The lawyer turns to the men. Whereas before they had been standing casually apart from
one another, now they are in a line, their shoulders nearly touching, their beverages on the table, forgotten. Men on guard. Against the enemy.
Are you charging Dr. White?
We just have a few questions. She refused to talk without you.
As is her right.
As we explained to her. Can we proceed now?
My lawyer nods. Please, a few more chairs.
The men break rank, two leave the room and come back with four more folding metal chairs, another one returns with two cups of water. He silently offers one to me, one to the young woman.
The lawyer sits down to my right, my daughter/niece to my left. She keeps her arm around my shoulders. The blond woman remains standing near the door, waves off a man when he gestures to an empty chair.
Where were you on February sixteen and seventeen?
I don’t remember.
My lawyer interrupts.
She has been asked this time and time again. She has answered to the best of her ability. As you are aware, Dr. White has dementia. She will not be able to answer many of your questions.
Understood. When was the last time you used your scalpel?
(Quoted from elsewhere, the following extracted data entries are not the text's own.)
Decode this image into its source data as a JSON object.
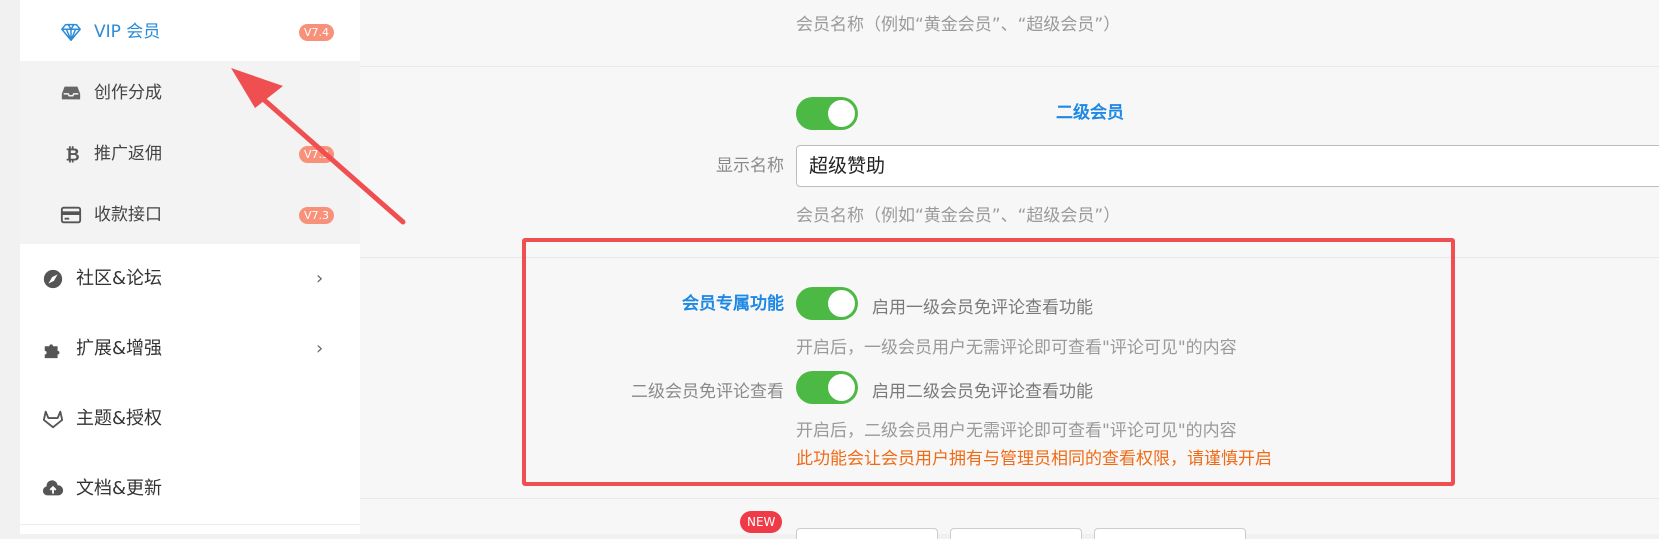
{
  "sidebar": {
    "sub_items": [
      {
        "label": "VIP 会员",
        "badge": "V7.4",
        "icon": "diamond-icon"
      },
      {
        "label": "创作分成",
        "badge": "",
        "icon": "inbox-tray-icon"
      },
      {
        "label": "推广返佣",
        "badge": "V7.3",
        "icon": "bitcoin-icon"
      },
      {
        "label": "收款接口",
        "badge": "V7.3",
        "icon": "credit-card-icon"
      }
    ],
    "top_items": [
      {
        "label": "社区&论坛",
        "icon": "compass-icon",
        "chevron": "›"
      },
      {
        "label": "扩展&增强",
        "icon": "puzzle-icon",
        "chevron": "›"
      },
      {
        "label": "主题&授权",
        "icon": "gitlab-fox-icon"
      },
      {
        "label": "文档&更新",
        "icon": "cloud-upload-icon"
      }
    ]
  },
  "main": {
    "top_hint": "会员名称（例如“黄金会员”、“超级会员”）",
    "level2": {
      "label": "二级会员",
      "display_name_label": "显示名称",
      "display_name_value": "超级赞助",
      "hint": "会员名称（例如“黄金会员”、“超级会员”）"
    },
    "exclusive": {
      "label": "会员专属功能",
      "toggle1_text": "启用一级会员免评论查看功能",
      "hint1": "开启后，一级会员用户无需评论即可查看\"评论可见\"的内容",
      "level2_label": "二级会员免评论查看",
      "toggle2_text": "启用二级会员免评论查看功能",
      "hint2": "开启后，二级会员用户无需评论即可查看\"评论可见\"的内容",
      "warning": "此功能会让会员用户拥有与管理员相同的查看权限，请谨慎开启"
    },
    "new_badge": "NEW"
  },
  "colors": {
    "accent_blue": "#1e88e5",
    "toggle_green": "#4cb944",
    "highlight_red": "#f04f52",
    "warning_orange": "#f06b16"
  }
}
I don’t know. Some time ago.
You were an orthopedic surgeon, right?
That is correct. One of the best.
The man allows himself a smile.
And you specialized in hands?
Hand surgery, yes.
What do you make of these? He handed me some photographs. I study them.
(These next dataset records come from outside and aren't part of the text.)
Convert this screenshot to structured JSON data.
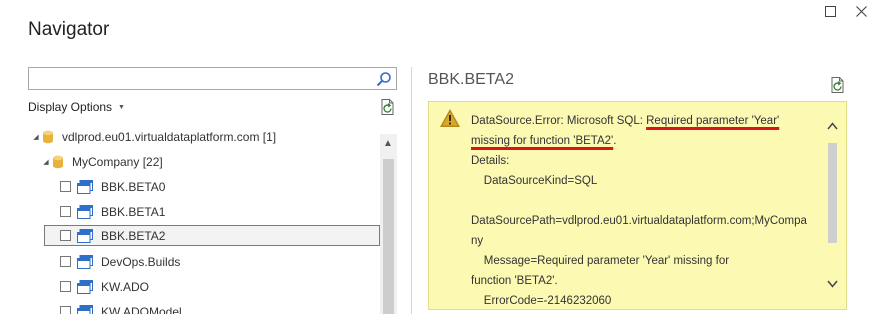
{
  "window": {
    "title": "Navigator",
    "maximize_icon": "maximize-icon",
    "close_icon": "close-icon"
  },
  "left_pane": {
    "search": {
      "value": "",
      "placeholder": "",
      "icon": "search-icon"
    },
    "display_options_label": "Display Options",
    "refresh_icon": "refresh-icon",
    "tree": {
      "server": {
        "label": "vdlprod.eu01.virtualdataplatform.com [1]",
        "expanded": true,
        "icon": "database-icon"
      },
      "database": {
        "label": "MyCompany [22]",
        "expanded": true,
        "icon": "database-icon"
      },
      "items": [
        {
          "label": "BBK.BETA0",
          "checked": false,
          "selected": false,
          "icon": "table-icon"
        },
        {
          "label": "BBK.BETA1",
          "checked": false,
          "selected": false,
          "icon": "table-icon"
        },
        {
          "label": "BBK.BETA2",
          "checked": false,
          "selected": true,
          "icon": "table-icon"
        },
        {
          "label": "DevOps.Builds",
          "checked": false,
          "selected": false,
          "icon": "table-icon"
        },
        {
          "label": "KW.ADO",
          "checked": false,
          "selected": false,
          "icon": "table-icon"
        },
        {
          "label": "KW.ADOModel",
          "checked": false,
          "selected": false,
          "icon": "table-icon"
        }
      ]
    }
  },
  "right_pane": {
    "title": "BBK.BETA2",
    "refresh_icon": "refresh-icon",
    "error": {
      "icon": "warning-icon",
      "line1_prefix": "DataSource.Error: Microsoft SQL: ",
      "line1_highlight": "Required parameter 'Year'",
      "line2_highlight": "missing for function 'BETA2'",
      "line2_suffix": ".",
      "details_label": "Details:",
      "datasource_kind": "    DataSourceKind=SQL",
      "blank": " ",
      "datasource_path_1": "DataSourcePath=vdlprod.eu01.virtualdataplatform.com;MyCompa",
      "datasource_path_2": "ny",
      "message_1": "    Message=Required parameter 'Year' missing for",
      "message_2": "function 'BETA2'.",
      "error_code": "    ErrorCode=-2146232060"
    },
    "colors": {
      "panel_bg": "#fcf9b3",
      "underline": "#d9141a"
    }
  }
}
An adult hand. Female. Medium-sized. The thumb is the only remaining digit. The others disarticulated at the joints between the metacarpal and proximal phalanges.
How would you characterize the cuts?
Clean. But not cauterized. Judging from the amount of coagulated blood, not performed according to protocol. But by all appearances, expertly executed.
What kind of knife would you say has been used?